Friday, 26 October 2012

       I am a Glaswegian. You will know that as soon as I open my mouth. Not that my molars reflect the effects of a predilection for a diet of battered Mars Bars or deep fried pizza…but I sound about as English as Billy Connolly.

       It’s not a real problem, at least not anymore. But when I first arrived in England, it was like I was some exotic species of fish, never encountered before. Don’t get me wrong, it wasn’t that the English people I encountered had never heard of Scotland, or that they didn’t know its precise geographical location, it was more that they had never met someone from Scotland. And that in itself is a strange thing, because the Scots are renowned for their ability to up-sticks and settle in a foreign land.
        So I had to ask myself why I provoked this reaction. I thought about it for a while and the answer I came up with, was that perhaps I don’t look Scottish. Now that, if true, would certainly not be a surprise, as my ancestry is mostly Italian and Spanish with a smidgen of Irish and Scottish blood thrown in for good measure.

       But maybe it’s not my dialect or my features that give me away after all. Having spent my formative years feeling like an outsider in Scotland, I still feel like one now in England, even after twenty-seven years of living here. Just like in the old Shirley Bassey song, I feel like I stand outside the window, watching the revelry within but never daring to enter.
      Is it my demeanour then which marks me out as different from the crowd? I think maybe it is. Social interaction was never my forte. Perhaps because dodging the thrown brick was more likely where I grew up, than the possibility of a meaningful conversation. 

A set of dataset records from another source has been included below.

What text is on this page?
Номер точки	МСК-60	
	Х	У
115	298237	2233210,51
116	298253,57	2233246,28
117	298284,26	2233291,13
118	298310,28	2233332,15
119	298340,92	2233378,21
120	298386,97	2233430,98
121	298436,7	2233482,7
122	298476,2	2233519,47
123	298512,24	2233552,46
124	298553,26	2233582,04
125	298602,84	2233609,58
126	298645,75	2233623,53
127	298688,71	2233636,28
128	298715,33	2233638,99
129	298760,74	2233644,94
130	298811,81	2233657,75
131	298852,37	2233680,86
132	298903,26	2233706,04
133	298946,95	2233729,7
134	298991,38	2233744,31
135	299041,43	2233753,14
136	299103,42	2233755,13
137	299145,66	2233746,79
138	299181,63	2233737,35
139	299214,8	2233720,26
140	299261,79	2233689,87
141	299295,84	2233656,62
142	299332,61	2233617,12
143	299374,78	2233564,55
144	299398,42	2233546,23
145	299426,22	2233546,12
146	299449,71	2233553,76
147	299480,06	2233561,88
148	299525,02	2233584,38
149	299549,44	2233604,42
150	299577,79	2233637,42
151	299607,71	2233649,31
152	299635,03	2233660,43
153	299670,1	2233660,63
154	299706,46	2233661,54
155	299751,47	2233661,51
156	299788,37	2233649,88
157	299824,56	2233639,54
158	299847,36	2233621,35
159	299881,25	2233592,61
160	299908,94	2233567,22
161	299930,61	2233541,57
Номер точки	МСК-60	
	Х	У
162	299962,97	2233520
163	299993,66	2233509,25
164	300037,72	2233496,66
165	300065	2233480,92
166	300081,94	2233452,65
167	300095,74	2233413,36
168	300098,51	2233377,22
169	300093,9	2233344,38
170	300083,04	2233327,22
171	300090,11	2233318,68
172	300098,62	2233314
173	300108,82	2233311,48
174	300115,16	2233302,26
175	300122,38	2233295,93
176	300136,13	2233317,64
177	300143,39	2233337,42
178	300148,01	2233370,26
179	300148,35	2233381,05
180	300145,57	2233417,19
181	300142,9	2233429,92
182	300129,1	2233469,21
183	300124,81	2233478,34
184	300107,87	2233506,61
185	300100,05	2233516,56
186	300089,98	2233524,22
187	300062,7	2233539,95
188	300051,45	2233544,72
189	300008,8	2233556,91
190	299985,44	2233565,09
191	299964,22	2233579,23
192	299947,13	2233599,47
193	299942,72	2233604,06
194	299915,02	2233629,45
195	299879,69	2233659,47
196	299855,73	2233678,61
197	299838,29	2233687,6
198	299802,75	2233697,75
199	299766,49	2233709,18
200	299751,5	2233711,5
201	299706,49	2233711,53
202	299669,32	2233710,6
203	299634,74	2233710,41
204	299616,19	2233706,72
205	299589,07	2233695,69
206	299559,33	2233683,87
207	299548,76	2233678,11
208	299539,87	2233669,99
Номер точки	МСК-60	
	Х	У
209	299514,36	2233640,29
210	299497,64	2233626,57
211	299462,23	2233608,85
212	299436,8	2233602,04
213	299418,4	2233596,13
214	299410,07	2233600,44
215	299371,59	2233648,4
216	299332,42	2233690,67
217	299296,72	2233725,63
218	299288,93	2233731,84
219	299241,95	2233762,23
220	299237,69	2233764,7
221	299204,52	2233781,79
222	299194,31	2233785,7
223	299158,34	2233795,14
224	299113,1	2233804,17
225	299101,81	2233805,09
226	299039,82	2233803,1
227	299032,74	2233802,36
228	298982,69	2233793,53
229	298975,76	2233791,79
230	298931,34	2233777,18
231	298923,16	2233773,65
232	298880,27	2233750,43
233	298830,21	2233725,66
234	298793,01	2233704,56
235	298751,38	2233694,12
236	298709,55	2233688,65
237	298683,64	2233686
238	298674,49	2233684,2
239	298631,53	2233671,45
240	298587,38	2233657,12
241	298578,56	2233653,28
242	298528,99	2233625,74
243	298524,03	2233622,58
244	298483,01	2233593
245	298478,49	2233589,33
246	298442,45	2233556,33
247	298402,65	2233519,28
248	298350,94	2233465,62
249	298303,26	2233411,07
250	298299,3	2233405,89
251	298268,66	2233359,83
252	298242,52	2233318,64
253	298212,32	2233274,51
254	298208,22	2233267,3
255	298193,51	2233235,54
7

      But there are deprived areas everywhere. Glasgow does not have the monopoly on poverty. What it may well have the monopoly on though, is the dourness of spirit it provokes in its inhabitants. That ability to state rawly what one wants to say, without any of the social niceties which may otherwise be expected, is, I believe, uniquely Scottish. And overlaying all this is a self-deprecating humour. Yes, we Scottish people can laugh at ourselves alright.


            But none of this really answers the question of why I don’t fit in. Maybe if I think long and hard enough, I’ll get the answer to that too. In the meantime, there are plenty of windows to look through.